Claro que sim, que tudo isso interessa. A corrupção é uma doença crónica do país, e a violência contra as mulheres é um crime nojento. Jaime Ramos lida com isso. Neste livro estão lá as referências, mesmo aos juízes "compreensivos" e aos políticos com aquela linguagem da treta que agora se usa... O que acontece é que Jaime Ramos é dos Homicídios, na PJ. Trata de crimes contra a segurança das pessoas, como agora se diz. Enfrenta a morte, a maldade, o desejo de morte, a violência, e tudo o que é arrastado por esse mundo, como a pobreza, a miséria, os subúrbios, os crimes da noite portuense, aqueles gangues da Ribeira, de Miragaia, de Contumil...Este é, se quiser, o romance mais "social" da série Jaime Ramos. E, ao mesmo tempo, o mais desesperado e o mais zangado com as "elites económicas", com o poder que detêm, sobre a sua organização oligárquica. E também o mais pessoal, é verdade, e aquele em que Jaime Ramos está sempre à beira do abismo, obrigado a investigar tudo durante uma semana, com medo de ser afastado. De ser limpo.

O inspetor tem uma biografia conhecida dos leitores. Se comete um deslize nessa vida do protagonista os leitores dão-lhe conhecimento?

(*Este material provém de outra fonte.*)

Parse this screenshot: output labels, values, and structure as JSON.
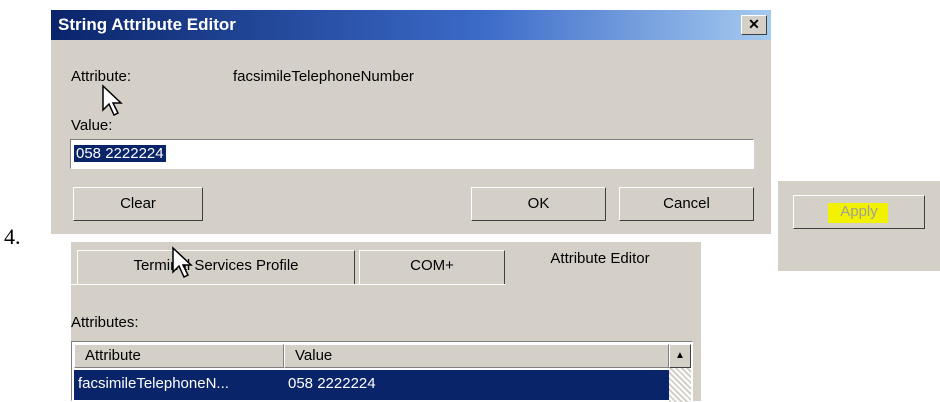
{
  "step_number": "4.",
  "dialog": {
    "title": "String Attribute Editor",
    "close_glyph": "✕",
    "attribute_label": "Attribute:",
    "attribute_value": "facsimileTelephoneNumber",
    "value_label": "Value:",
    "value_input": "058 2222224",
    "clear_label": "Clear",
    "ok_label": "OK",
    "cancel_label": "Cancel"
  },
  "apply": {
    "label": "Apply",
    "highlight_color": "#f2f200"
  },
  "properties": {
    "tabs": [
      {
        "label": "Terminal Services Profile"
      },
      {
        "label": "COM+"
      },
      {
        "label": "Attribute Editor"
      }
    ],
    "attributes_label": "Attributes:",
    "columns": [
      "Attribute",
      "Value"
    ],
    "rows": [
      {
        "attribute": "facsimileTelephoneN...",
        "value": "058 2222224"
      }
    ]
  },
  "colors": {
    "dialog_bg": "#d4d0c8",
    "selection": "#0a246a",
    "title_start": "#0a246a",
    "title_end": "#a6caf0"
  }
}
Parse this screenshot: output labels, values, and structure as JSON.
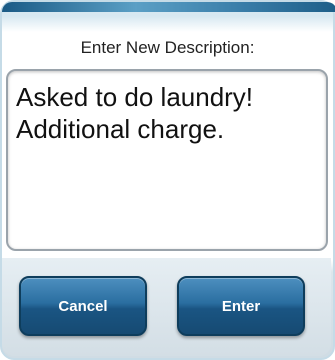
{
  "dialog": {
    "prompt": "Enter New Description:",
    "description_value": "Asked to do laundry!\nAdditional charge.",
    "cancel_label": "Cancel",
    "enter_label": "Enter"
  },
  "colors": {
    "button_top": "#4d8fbf",
    "button_bottom": "#164a72",
    "dialog_border": "#c5dbe7"
  }
}
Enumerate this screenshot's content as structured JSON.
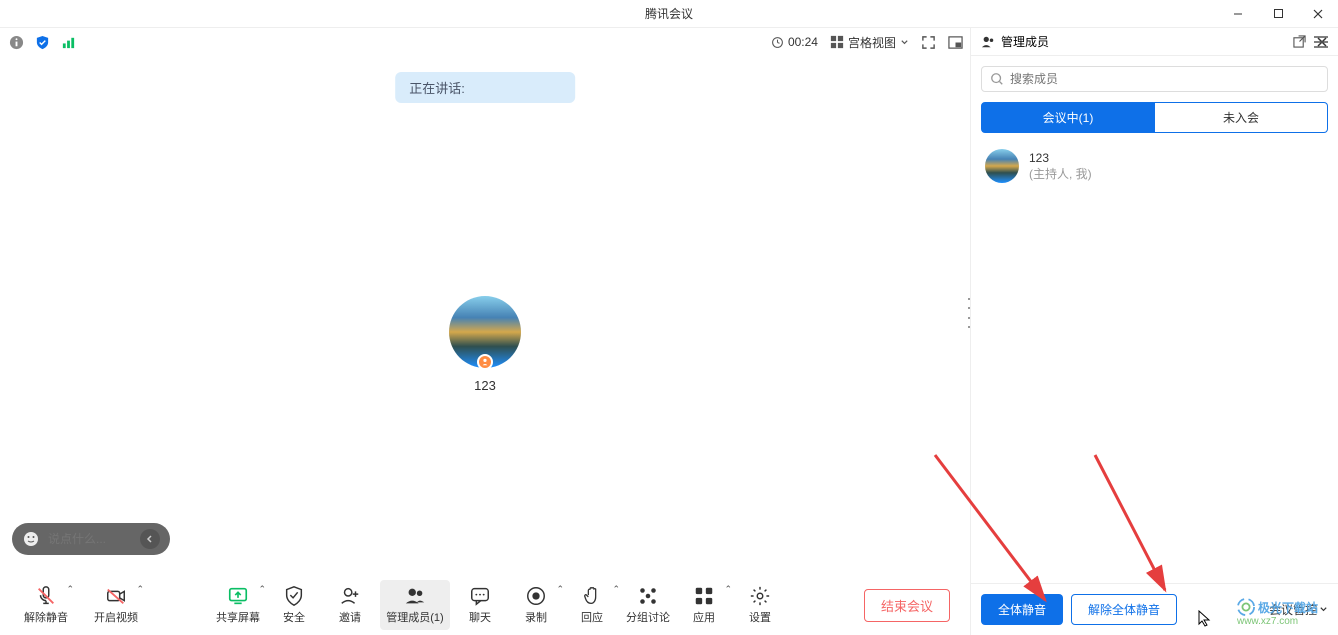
{
  "window": {
    "title": "腾讯会议"
  },
  "toolbar": {
    "timer": "00:24",
    "view_mode": "宫格视图"
  },
  "main": {
    "speaking_label": "正在讲话:",
    "participant_name": "123",
    "chat_placeholder": "说点什么..."
  },
  "bottom": {
    "unmute": "解除静音",
    "video": "开启视频",
    "share": "共享屏幕",
    "security": "安全",
    "invite": "邀请",
    "members": "管理成员(1)",
    "chat": "聊天",
    "record": "录制",
    "reaction": "回应",
    "breakout": "分组讨论",
    "apps": "应用",
    "settings": "设置",
    "end": "结束会议"
  },
  "panel": {
    "title": "管理成员",
    "search_placeholder": "搜索成员",
    "tab_in": "会议中(1)",
    "tab_out": "未入会",
    "member": {
      "name": "123",
      "role": "(主持人, 我)"
    },
    "mute_all": "全体静音",
    "unmute_all": "解除全体静音",
    "meeting_control": "会议管控"
  },
  "watermark": {
    "line1": "极光下载站",
    "line2": "www.xz7.com"
  }
}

Sim, muito frequentemente. Corrigem, sugerem, nem sempre bem, mas com boas intenções [risos]. Lembro-me de uma leitora, de Leiria, curiosamente, que ia a todos os lançamentos para me dizer "olhe que aqui isto está errado". E estava. E eu corrigia na nova edição. O policial é um género muito exigente, muito minucioso, com leitores muito atentos. Uma das coisas mais felizes da vida de um escritor, acho eu, acontece quando as pessoas seguem a vida das personagens que ele criou. Costumo dizer que isso provoca algumas crises de ciúmes. Na Alemanha, em Itália ou em França, por exemplo, os livros são apresentados como "mais uma investigação de Jaime Ramos". Isso alegra-me muito. Se leio uma crítica a dizer que os meus livros estão muito próximos de Simenon, por exemplo, isso deixa-me muito feliz, mas fiquei muito mais contente quando disseram que Jaime Ramos está ao nível de Maigret... O que uma pessoa faz é criar gente de papel. Histórias verdadeiras para gente de papel as interpretar. Quando essa gente de papel ganha vida, e autonomia, e segue por aí fora, isso é demasiado bom...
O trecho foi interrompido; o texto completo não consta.